I am finally reading Eat Pray Love by Elizabeth Gilbert. I held off on this because a) it was such a damn phenomenon that I didn't feel like giving into the hype (I'm like this with a few things, and when I finally give in I usually kick myself, like in the case of my delayed discovering of The Office) and b) I felt like the whole post-divorce-life-overhaul thing wouldn't really be relatable for me. I was so, so wrong. Gilbert is a great writer. So good in fact (and herein lies her immense success, I believe) that I almost feel like I could have written this book, not in a self-flattering way but in a "damn this woman is so perfectly and eloquently describing almost identical thoughts to my own and I can't deal." She is so smart, so funny and so relatable and it all seems so...effortless. Like she just sat down and wrote this whole thing in one sitting, stream-of-consciousness, and it just came out perfect. Far from being the overwrought, overemotional, over-estrogenized tale that I expected it to be, it is honest and intentional, like she's confessing all and yet somehow being very selective of her words at the same time. It is remarkable and I am very glad to be reading this book at this time in my life.

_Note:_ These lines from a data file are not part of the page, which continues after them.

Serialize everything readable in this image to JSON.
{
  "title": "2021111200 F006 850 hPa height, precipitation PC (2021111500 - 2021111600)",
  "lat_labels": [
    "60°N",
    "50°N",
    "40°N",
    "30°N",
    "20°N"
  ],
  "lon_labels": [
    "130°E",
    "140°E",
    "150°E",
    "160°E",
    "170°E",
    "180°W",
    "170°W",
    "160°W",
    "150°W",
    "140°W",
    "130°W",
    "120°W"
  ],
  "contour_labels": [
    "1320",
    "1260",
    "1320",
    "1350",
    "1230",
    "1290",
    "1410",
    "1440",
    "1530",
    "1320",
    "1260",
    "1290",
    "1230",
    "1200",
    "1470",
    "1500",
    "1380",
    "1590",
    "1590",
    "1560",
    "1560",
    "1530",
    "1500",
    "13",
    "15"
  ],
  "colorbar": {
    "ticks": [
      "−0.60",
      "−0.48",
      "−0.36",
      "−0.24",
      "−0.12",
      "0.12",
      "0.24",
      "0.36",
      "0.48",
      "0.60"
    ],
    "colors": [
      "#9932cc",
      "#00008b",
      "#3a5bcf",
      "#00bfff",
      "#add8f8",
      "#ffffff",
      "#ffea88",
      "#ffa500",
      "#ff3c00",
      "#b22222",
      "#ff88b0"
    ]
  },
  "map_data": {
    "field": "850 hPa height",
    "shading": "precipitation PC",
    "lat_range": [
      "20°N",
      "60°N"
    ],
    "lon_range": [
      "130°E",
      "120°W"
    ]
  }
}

I relate to Elizabeth Gilbert as a person; like her, I am also tall and blonde (and have also felt like an alien because of it at times, as she describes in one section of the book), also haven't been single essentially ever in my life, and also am searching for the way to balance to search for pleasure and the search for spirituality in life. I also, if you know me, derive more pleasure from food than from almost anything else, and I loved this passage : "For the longest time I couldn't even touch the food because it was such a masterpiece of lunch, a true expression of the art of making something out of nothing...happiness inhabited my every molecule" (64). I enjoy Gilbert's reverence for the simply beauty of life, and I am thankful for her honest account of her struggles after all of her personal turmoils...it is not so much entertainment for me so far as education. I really need this book right now.
As far as having never been single...yeah. I've really never been single. Had my first "official" boyfriend in 5th grade, but can remember being in love with somebody from preschool on. Preschool. And although I think I have been better than Gilbert at not completely losing myself in my relationships (as Gilbert says, "I disappear into the person I love" [65]), what the heck?? As Gilbert puts it, "That's almost two solid decades I have been entwined in some kind of drama with some kind of guy. Each overlapping the next, with never so much as a week's breather in between. And I can't hep but to think that's been something of a liability on my path to maturity" (65). I mean, as healthy as my relationships have been, how healthy can it be to be in a relationship for your whole adolescence and young adulthood? And now that I've met The One, I will potentially be part of a couple for the rest of my life. While that thought delights me, as I know I have been built to love and be loved, it is a little unsettling. As I read Elizabeth Gilbert's chronicle of her experiencing of romantic loneliness for the first time in her life, I'm struck by how important that experience probably is, and it's one I've never had. While it may be important, however, is it worth risking the relationship with The One so I can go hang out with that dude called Loneliness for awhile? Probably not. But maybe it does mean I'm not ready to get married. But then again, is anyone ever really "ready" to join their life with someone else's? I don't know. Gotta finish this book so I can get to Committed. Oh Gilbert, you are rocking my world.